Without thinking the incantation appeared in Constant's mind. He said the words, choking back his anguish. The familiar calm descended on him. The terrible hurt and grief he felt were still there. It seemed to him though that he had put it aside for a moment, safe and sound, to come back to after a time.

He gazed at Brother Simon, drinking in every detail of his face. Storing the sound of his voice, the way he moved and breathed, the light in his grey eyes. The blood on his hands. He tried to think of something to say, something which could convey the depth of his love for the only father he had ever known. He found himself saying the words of the Penance.

'For any hurt I have caused you, for any fault or sorrow, I ask forgiveness. My soul is yours.'

Simon closed his eyes and nodded a little. 'I forgive you, and your soul is your own. Go now, and know that you are loved.'

Both knew the meaning.

Constant strapped the long bundle across his back and threw the food bag over his shoulder. Then he kissed Simon hard on the cheek and ducked into the grate. Now that he knew they were there the first few footholds were visible, just, but they soon disappeared into darkness.

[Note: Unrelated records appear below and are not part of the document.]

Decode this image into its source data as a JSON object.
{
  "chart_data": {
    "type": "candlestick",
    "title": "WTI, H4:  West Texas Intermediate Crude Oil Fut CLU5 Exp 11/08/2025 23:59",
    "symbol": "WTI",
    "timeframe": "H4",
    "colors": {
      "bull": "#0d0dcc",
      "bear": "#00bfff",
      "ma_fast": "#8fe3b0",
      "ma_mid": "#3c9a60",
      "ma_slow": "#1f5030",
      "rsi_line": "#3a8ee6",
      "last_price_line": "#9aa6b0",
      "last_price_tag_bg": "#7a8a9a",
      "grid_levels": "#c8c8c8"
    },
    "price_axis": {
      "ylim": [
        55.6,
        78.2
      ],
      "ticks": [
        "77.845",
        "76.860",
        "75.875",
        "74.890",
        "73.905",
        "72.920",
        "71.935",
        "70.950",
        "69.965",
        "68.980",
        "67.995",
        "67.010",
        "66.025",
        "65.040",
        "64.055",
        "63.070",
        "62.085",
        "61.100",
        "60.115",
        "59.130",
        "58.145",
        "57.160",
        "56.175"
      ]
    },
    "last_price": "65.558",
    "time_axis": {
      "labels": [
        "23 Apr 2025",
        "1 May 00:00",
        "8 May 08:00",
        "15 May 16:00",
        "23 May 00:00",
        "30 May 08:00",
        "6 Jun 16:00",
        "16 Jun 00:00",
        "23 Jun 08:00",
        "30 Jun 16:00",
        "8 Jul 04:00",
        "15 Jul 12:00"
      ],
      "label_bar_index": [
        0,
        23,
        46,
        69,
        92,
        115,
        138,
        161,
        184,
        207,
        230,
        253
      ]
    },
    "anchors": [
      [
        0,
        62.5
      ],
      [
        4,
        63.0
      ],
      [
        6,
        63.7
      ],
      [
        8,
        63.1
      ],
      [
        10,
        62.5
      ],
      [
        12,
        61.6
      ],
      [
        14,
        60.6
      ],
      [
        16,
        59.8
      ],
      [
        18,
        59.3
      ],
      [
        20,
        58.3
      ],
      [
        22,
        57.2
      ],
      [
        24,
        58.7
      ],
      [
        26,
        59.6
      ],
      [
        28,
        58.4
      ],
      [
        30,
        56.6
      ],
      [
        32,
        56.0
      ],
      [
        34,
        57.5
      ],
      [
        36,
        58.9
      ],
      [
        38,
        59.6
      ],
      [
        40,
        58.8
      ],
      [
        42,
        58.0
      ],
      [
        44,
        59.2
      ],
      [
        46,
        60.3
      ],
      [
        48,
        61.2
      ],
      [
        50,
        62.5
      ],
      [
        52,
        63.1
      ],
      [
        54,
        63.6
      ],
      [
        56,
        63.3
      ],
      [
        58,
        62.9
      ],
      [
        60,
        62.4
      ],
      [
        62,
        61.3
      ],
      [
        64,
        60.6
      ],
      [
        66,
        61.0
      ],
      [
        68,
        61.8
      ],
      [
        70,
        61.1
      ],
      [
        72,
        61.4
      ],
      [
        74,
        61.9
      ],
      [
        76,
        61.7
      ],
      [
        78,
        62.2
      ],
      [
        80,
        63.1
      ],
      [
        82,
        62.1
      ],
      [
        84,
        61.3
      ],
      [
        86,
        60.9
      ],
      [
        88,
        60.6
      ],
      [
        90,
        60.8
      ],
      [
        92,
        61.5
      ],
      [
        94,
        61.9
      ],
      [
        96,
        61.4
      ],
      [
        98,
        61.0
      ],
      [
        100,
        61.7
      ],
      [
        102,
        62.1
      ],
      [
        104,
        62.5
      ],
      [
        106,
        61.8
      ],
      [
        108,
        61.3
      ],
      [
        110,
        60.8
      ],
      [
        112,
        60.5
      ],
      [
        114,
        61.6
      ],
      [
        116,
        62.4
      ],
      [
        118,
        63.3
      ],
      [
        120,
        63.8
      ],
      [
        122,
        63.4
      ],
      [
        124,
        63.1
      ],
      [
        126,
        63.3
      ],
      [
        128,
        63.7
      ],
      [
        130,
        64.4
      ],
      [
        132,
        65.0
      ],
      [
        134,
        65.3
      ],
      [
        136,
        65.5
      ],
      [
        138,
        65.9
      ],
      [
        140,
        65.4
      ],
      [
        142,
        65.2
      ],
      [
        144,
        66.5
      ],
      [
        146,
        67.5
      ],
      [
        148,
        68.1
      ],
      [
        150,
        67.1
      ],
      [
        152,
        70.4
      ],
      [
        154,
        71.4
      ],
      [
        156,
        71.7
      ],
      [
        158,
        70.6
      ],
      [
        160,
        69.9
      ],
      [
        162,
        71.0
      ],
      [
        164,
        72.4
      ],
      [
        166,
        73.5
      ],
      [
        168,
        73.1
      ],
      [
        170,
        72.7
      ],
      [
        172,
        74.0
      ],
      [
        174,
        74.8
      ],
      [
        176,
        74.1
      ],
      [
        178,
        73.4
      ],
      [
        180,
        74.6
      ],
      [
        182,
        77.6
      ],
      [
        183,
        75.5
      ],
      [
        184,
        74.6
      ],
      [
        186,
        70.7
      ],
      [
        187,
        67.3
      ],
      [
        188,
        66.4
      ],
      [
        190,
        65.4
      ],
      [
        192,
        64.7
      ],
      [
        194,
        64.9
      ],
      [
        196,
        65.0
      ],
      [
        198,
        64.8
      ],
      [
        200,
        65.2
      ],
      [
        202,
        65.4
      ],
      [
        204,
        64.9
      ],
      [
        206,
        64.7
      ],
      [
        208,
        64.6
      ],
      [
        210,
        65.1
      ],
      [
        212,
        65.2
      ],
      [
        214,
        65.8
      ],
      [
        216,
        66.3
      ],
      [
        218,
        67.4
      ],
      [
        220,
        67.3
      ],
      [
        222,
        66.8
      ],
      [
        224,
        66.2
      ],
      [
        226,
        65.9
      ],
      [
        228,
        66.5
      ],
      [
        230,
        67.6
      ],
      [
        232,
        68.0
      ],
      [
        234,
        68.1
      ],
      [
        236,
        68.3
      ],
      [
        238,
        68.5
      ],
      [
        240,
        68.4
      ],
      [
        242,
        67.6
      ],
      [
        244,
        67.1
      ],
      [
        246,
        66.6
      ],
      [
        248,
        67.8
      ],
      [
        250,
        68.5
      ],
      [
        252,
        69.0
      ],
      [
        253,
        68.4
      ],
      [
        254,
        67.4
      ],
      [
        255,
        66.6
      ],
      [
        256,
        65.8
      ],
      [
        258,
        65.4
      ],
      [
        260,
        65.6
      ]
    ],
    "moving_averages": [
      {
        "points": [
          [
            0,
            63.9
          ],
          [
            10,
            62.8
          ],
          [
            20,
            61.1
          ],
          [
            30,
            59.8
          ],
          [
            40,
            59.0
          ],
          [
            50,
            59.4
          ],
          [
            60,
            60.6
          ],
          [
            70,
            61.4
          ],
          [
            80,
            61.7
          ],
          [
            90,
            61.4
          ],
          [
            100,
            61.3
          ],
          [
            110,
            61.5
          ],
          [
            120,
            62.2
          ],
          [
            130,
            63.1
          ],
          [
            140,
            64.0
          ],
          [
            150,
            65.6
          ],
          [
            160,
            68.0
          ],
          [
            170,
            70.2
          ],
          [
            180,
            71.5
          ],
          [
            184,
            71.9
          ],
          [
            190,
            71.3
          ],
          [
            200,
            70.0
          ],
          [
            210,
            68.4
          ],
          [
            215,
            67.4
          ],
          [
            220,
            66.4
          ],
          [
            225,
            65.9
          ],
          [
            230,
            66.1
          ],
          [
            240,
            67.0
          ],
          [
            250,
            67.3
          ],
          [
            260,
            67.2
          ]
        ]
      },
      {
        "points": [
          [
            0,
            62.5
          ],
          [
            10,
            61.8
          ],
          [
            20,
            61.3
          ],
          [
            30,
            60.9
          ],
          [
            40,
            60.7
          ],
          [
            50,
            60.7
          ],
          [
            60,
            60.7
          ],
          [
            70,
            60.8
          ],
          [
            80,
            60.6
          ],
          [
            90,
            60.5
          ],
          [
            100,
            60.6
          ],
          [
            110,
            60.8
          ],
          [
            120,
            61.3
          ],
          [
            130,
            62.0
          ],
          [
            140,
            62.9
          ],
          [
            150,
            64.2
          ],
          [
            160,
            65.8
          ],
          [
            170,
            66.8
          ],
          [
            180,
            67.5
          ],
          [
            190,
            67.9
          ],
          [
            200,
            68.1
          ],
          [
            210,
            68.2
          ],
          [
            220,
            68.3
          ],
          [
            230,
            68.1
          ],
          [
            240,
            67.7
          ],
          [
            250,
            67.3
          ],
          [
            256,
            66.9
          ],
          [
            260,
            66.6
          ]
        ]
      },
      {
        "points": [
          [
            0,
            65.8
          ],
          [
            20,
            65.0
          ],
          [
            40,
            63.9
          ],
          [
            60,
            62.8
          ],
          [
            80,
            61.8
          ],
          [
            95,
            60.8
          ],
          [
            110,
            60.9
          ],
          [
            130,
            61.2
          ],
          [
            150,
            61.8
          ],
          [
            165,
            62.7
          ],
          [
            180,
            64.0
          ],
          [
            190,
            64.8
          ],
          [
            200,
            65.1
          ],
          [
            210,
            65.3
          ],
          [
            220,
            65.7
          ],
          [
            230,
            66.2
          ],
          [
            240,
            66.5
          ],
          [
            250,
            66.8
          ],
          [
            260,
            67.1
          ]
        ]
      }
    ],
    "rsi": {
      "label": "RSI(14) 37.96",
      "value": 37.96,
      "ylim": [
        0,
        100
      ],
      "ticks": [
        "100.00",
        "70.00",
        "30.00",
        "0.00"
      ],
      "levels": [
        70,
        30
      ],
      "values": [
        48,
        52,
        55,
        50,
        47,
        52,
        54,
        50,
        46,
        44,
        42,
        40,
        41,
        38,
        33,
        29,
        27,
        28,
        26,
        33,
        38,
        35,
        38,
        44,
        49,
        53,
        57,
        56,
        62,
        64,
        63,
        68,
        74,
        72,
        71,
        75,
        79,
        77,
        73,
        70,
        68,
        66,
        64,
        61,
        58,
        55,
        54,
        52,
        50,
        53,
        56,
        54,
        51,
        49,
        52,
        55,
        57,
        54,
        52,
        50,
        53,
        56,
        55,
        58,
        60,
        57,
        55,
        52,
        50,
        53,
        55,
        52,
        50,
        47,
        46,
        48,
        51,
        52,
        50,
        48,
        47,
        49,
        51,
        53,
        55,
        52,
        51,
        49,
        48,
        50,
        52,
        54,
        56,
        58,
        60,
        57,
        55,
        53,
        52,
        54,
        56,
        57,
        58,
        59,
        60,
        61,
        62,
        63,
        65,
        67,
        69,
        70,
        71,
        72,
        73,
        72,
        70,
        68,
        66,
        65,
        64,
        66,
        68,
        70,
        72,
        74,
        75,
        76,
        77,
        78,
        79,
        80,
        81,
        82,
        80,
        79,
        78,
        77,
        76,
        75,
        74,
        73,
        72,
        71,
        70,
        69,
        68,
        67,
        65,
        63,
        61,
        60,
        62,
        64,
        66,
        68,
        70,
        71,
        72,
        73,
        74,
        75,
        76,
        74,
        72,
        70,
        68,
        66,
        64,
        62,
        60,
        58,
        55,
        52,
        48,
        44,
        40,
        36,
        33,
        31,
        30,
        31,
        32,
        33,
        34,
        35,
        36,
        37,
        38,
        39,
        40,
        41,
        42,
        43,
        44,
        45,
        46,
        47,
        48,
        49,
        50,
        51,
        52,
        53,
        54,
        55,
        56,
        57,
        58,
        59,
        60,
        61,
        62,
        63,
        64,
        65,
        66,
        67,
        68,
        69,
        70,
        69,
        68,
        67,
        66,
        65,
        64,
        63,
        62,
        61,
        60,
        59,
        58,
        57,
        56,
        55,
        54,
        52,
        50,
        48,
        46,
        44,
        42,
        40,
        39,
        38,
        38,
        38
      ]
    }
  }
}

I hope one of you dead people was a mountaineer, he thought, and started to climb. He didn't look back.

Simon waited until he could no longer see the boy. He found a cask of spices and kicked it over, sending an earthily aromatic red powder into the air and masking Constant’s scent. Then he dragged a heavy wooden chair across the room until it faced the doorway. He sat down hard, and as he did so tasted blood in his mouth again.

He knew death was beside him, waiting to take his hand. He'd spent his energy being strong for the boy. But perhaps there was a little left. Enough to give some werewolves pause.

There were noises in the corridor beyond. 'The wolf is at the door,' said Brother Simon, out loud. He felt light-headed. He laughed as the door split open. He raised his sword.